The PlioceneePleistocene Transition (PPT), from around 3.2 to 2.5 million years ago (Ma), represented a major shift in the climate system and was characterized by a gradual cooling trend and the appearance of large continental ice sheets over northern Eurasia and North America. Paleo evidence indicates that the PPT was accompanied and possibly caused by a decrease in atmospheric CO_(2), but the temporal resolution of CO_(2) reconstructions is low for this period of time and uncertainties remain large. Therefore, instead of applying existent CO_(2) reconstructions we solved an ‘inverse’ problem by finding a schematic CO_(2) concentration scenario that allows us to simulate the temporal evolution of key climate characteristics in agreement with paleoclimate records. To this end, we performed an ensemble of transient simulations with an Earth system model of intermediate complexity from which we derived a best guess transient CO_(2) scenario for the interval from 3.2 to 2.4 Ma that gives the best fit between the simulated and reconstructed benthic δ^(18)O and global sea surface temperature evolution.

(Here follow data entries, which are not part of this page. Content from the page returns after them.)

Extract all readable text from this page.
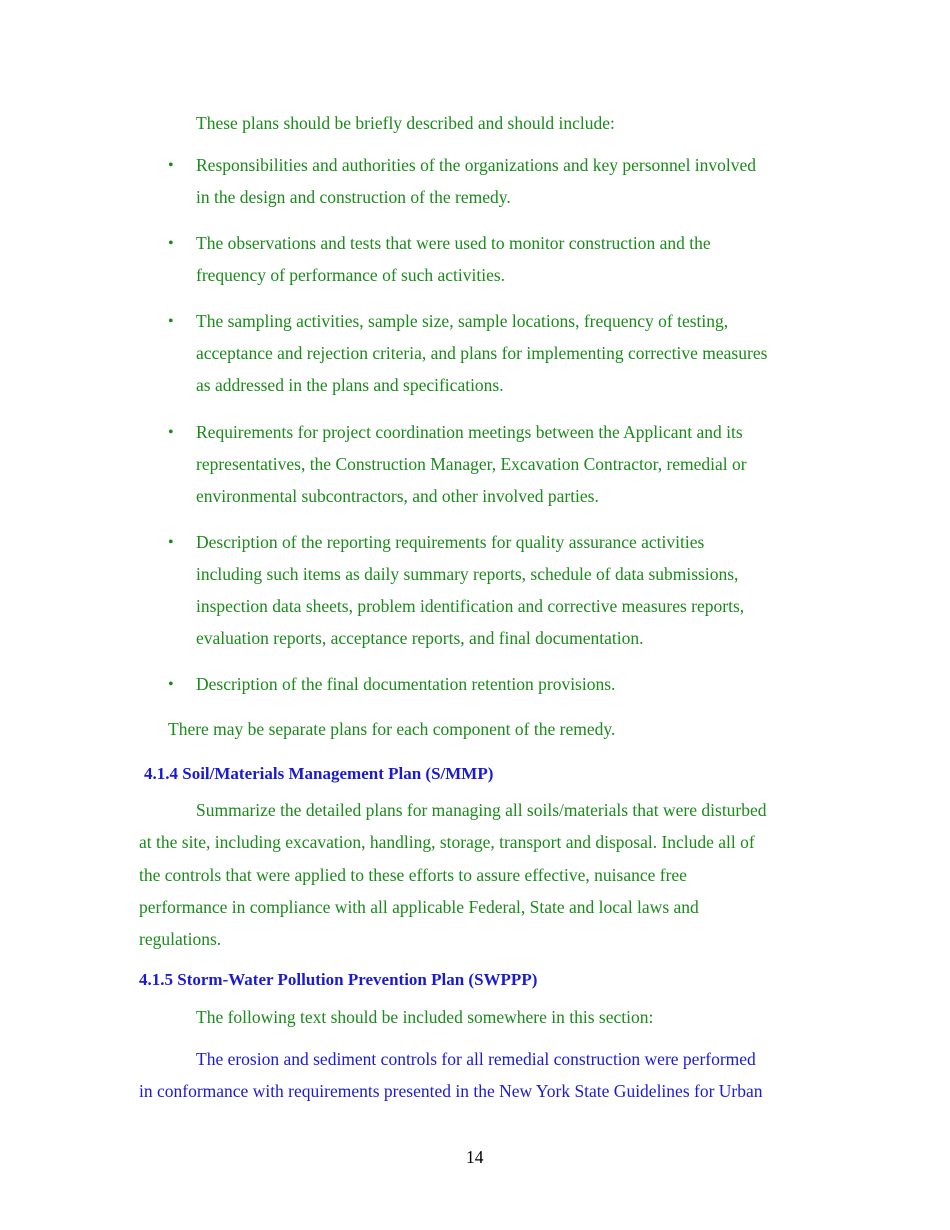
These plans should be briefly described and should include:
• Responsibilities and authorities of the organizations and key personnel involved
in the design and construction of the remedy.
• The observations and tests that were used to monitor construction and the
frequency of performance of such activities.
• The sampling activities, sample size, sample locations, frequency of testing,
acceptance and rejection criteria, and plans for implementing corrective measures
as addressed in the plans and specifications.
• Requirements for project coordination meetings between the Applicant and its
representatives, the Construction Manager, Excavation Contractor, remedial or
environmental subcontractors, and other involved parties.
• Description of the reporting requirements for quality assurance activities
including such items as daily summary reports, schedule of data submissions,
inspection data sheets, problem identification and corrective measures reports,
evaluation reports, acceptance reports, and final documentation.
• Description of the final documentation retention provisions.
There may be separate plans for each component of the remedy.
4.1.4 Soil/Materials Management Plan (S/MMP)
Summarize the detailed plans for managing all soils/materials that were disturbed
at the site, including excavation, handling, storage, transport and disposal. Include all of
the controls that were applied to these efforts to assure effective, nuisance free
performance in compliance with all applicable Federal, State and local laws and
regulations.
4.1.5 Storm-Water Pollution Prevention Plan (SWPPP)
The following text should be included somewhere in this section:
The erosion and sediment controls for all remedial construction were performed
in conformance with requirements presented in the New York State Guidelines for Urban
14
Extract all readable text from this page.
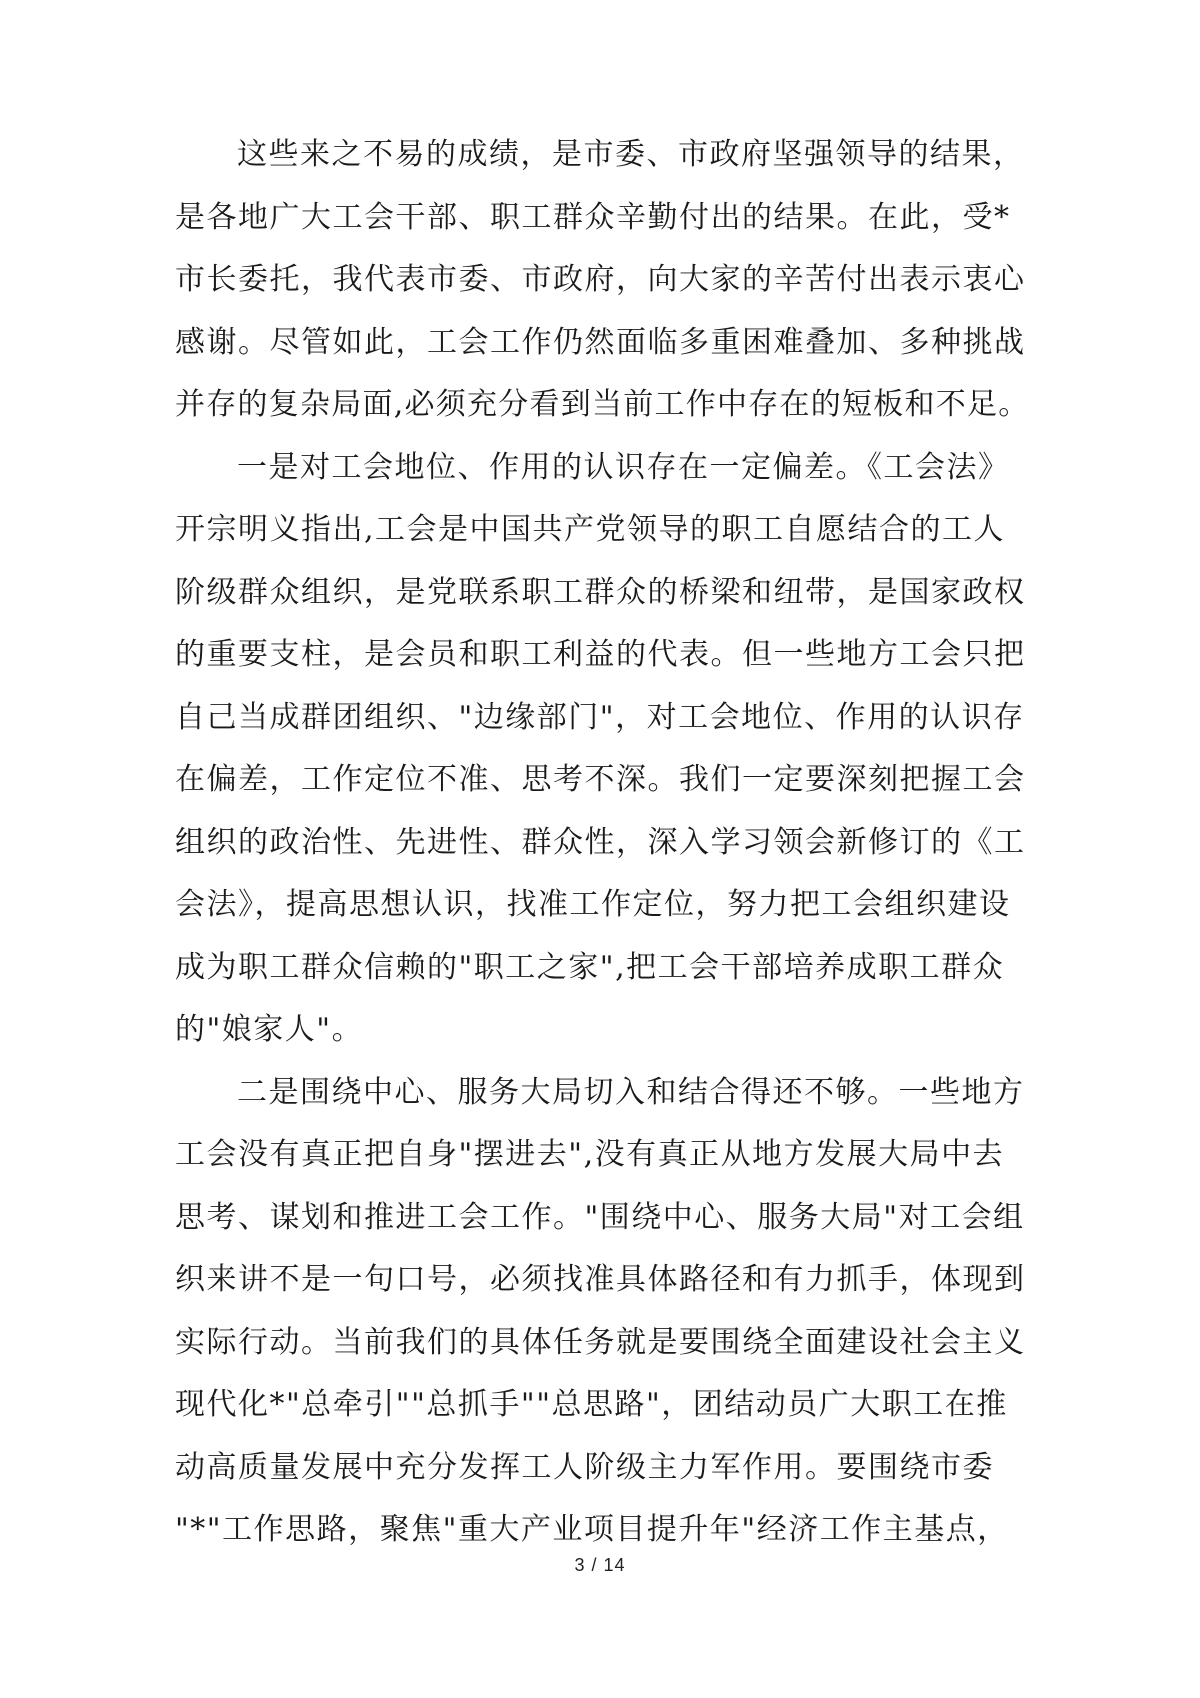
这些来之不易的成绩，是市委、市政府坚强领导的结果，
是各地广大工会干部、职工群众辛勤付出的结果。在此，受*
市长委托，我代表市委、市政府，向大家的辛苦付出表示衷心
感谢。尽管如此，工会工作仍然面临多重困难叠加、多种挑战
并存的复杂局面,必须充分看到当前工作中存在的短板和不足。

一是对工会地位、作用的认识存在一定偏差。《工会法》
开宗明义指出,工会是中国共产党领导的职工自愿结合的工人
阶级群众组织，是党联系职工群众的桥梁和纽带，是国家政权
的重要支柱，是会员和职工利益的代表。但一些地方工会只把
自己当成群团组织、"边缘部门"，对工会地位、作用的认识存
在偏差，工作定位不准、思考不深。我们一定要深刻把握工会
组织的政治性、先进性、群众性，深入学习领会新修订的《工
会法》，提高思想认识，找准工作定位，努力把工会组织建设
成为职工群众信赖的"职工之家",把工会干部培养成职工群众
的"娘家人"。

二是围绕中心、服务大局切入和结合得还不够。一些地方
工会没有真正把自身"摆进去",没有真正从地方发展大局中去
思考、谋划和推进工会工作。"围绕中心、服务大局"对工会组
织来讲不是一句口号，必须找准具体路径和有力抓手，体现到
实际行动。当前我们的具体任务就是要围绕全面建设社会主义
现代化*"总牵引""总抓手""总思路"，团结动员广大职工在推
动高质量发展中充分发挥工人阶级主力军作用。要围绕市委
"*"工作思路，聚焦"重大产业项目提升年"经济工作主基点，

3 / 14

Our data-constrained CO_(2) scenarios are consistent with recent CO_(2) reconstructions and suggest a gradual CO_(2) decline from 375-425 to 275-300 ppm, between 3.2 and 2.4 Ma. In addition to a gradual decline, the best fit to paleoclimate data requires the existence of pronounced CO_(2) variability coherent with the 41-kyr (1 kyr = 1000 years) obliquity cycle. In our simulations the long-term CO_(2) decline is accompanied by a relatively abrupt intensification of Northern Hemisphere glaciation at around 2.7 Ma. This is the result of a threshold behaviour of the ice sheets response to gradual CO_(2) decrease and orbital forcing. The simulated Northern Hemisphere ice sheets during the early Pleistocene glacial cycles reach a maximum volume equivalent to a sea level drop of about 40 m. Both ice volume and benthic δ^(18)O are dominated by 41-kyr cyclicity. Our simulations suggest that before 2.7 Ma Greenland was ice free during summer insolation maxima and only partly ice covered during periods of minimum summer insolation. A fully glaciated Greenland comparable to its present-day ice volume is modelled only during glacial maxima after 2.7 Ma and more continuously after 2.5 Ma.